Compared to the rain of bombs in Donbas and the deadly strikes in the south of the country, Kyiv is now relatively calm.
"We're getting used to it," admits Mr Sukhanov, four months after Russian troops marched into his country on February 24.
So, when air-raid warnings sound, "we don't go to the shelters, we don't follow the security rules... We live as best we can, hoping that everything will be OK".
But anxiety that worse is yet to come dominates daily life.
A missile killed one person and wounded four others on June 26, in a neighbourhood near the centre of Kyiv that had already been hit twice.
Many also say they are affected by the air raid warnings that still sound regularly.
Add to that the daily curfew, from 11:00 pm to 05:00 am, and sandbags protecting statues and official buildings, and it's hard to forget you are living in a country at war.
Ms Vera Sapyga is also trying to enjoy herself on a Kyiv beach but cannot hide her anxiety.
She returned to the capital a week ago, having left on the first day of the war for a village in western Ukraine with her five-year-old daughter.
She is already looking forward to leaving again.
"In terms of morale, it's really hard," the 37-year-old says. "I worry a lot, with the warning sirens, the news. Every day I cry. I have never experienced such stress."
Ms Sapyga plans to travel again with her daughter next week, heading to London to stay with a family who has offered to support Ukrainians.
She's been exiled before, back in 2014 when Russia annexed the Crimean peninsula where she and her husband then lived.
If she manages to get to the British capital, she doesn't know how long she will stay.
"It's very difficult to plan anything".
That is an expression repeated daily in Kyiv, where no one dares predict how long the war will last.
"At first the experts assured us that the war would end quickly, then they said, 'It will be over by Constitution Day' (June 28), then by Independence Day (August 24), now they say nothing," says Ms Liudmila Iashchuk, a 55-year-old sitting with her husband at one of the few cafes open on the beach.
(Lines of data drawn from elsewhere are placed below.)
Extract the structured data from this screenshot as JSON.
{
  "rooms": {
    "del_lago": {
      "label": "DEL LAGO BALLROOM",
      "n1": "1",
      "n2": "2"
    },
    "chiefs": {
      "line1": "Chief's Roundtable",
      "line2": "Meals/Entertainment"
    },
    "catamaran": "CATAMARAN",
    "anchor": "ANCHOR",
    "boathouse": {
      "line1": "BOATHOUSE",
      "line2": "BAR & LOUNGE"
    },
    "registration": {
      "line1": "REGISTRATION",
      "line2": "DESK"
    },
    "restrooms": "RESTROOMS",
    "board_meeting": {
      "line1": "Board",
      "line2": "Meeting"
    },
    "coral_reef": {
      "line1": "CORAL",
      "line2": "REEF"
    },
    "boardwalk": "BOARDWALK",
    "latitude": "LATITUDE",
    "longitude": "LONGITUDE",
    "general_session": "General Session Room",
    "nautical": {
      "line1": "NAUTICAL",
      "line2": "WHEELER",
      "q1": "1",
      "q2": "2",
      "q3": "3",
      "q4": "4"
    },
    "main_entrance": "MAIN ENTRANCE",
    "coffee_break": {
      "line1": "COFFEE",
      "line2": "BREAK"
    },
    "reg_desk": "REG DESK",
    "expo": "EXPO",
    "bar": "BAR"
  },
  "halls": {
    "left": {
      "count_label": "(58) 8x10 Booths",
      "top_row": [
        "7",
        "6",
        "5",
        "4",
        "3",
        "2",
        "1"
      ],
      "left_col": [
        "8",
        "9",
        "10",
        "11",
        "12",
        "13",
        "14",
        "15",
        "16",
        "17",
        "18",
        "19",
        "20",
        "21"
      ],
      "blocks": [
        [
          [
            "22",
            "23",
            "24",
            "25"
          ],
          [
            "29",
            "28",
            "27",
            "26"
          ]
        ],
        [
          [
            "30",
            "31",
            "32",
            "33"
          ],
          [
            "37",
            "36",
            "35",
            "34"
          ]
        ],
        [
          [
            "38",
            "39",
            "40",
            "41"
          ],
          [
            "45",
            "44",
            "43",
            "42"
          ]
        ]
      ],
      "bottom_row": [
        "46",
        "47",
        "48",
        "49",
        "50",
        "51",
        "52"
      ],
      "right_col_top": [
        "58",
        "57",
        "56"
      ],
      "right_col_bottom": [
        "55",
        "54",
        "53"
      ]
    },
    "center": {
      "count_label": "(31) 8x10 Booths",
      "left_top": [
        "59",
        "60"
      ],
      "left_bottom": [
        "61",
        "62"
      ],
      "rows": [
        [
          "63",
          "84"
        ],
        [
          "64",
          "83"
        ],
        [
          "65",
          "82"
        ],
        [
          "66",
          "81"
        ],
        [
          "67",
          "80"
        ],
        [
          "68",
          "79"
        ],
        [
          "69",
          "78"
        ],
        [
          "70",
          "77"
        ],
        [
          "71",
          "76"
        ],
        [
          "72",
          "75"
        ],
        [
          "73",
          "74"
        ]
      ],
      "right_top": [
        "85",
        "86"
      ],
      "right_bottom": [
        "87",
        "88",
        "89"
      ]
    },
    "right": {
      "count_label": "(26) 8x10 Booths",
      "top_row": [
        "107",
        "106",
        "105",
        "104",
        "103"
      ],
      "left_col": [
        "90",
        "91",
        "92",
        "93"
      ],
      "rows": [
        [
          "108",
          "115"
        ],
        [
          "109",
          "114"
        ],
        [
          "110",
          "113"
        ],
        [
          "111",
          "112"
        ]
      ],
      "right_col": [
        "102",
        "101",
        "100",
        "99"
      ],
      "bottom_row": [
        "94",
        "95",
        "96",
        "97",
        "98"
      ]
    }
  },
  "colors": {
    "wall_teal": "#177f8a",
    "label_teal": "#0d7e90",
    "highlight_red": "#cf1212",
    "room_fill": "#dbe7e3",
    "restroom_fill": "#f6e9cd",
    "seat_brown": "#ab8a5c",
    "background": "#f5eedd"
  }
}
"We hope it will be over by the end of the year, but now everyone is talking about a long conflict," says Ms Sukhanov.
The uncertainty fuels incessant rumours of a new Russian offensive on Kyiv.
First they were allegedly going to attack on June 22, the anniversary of the 1941 Nazi invasion of the Soviet Union.
Then word was that it would happen on Constitution Day, explains Ianna Khlinina, 33, out sunbathing with her husband. Neither she nor anyone else in the city, however, seems to doubt Ukraine's final victory over Russia.
Ukraine "has already won morally", says Ms Sukhanov. "All that's left is to make it happen on the ground."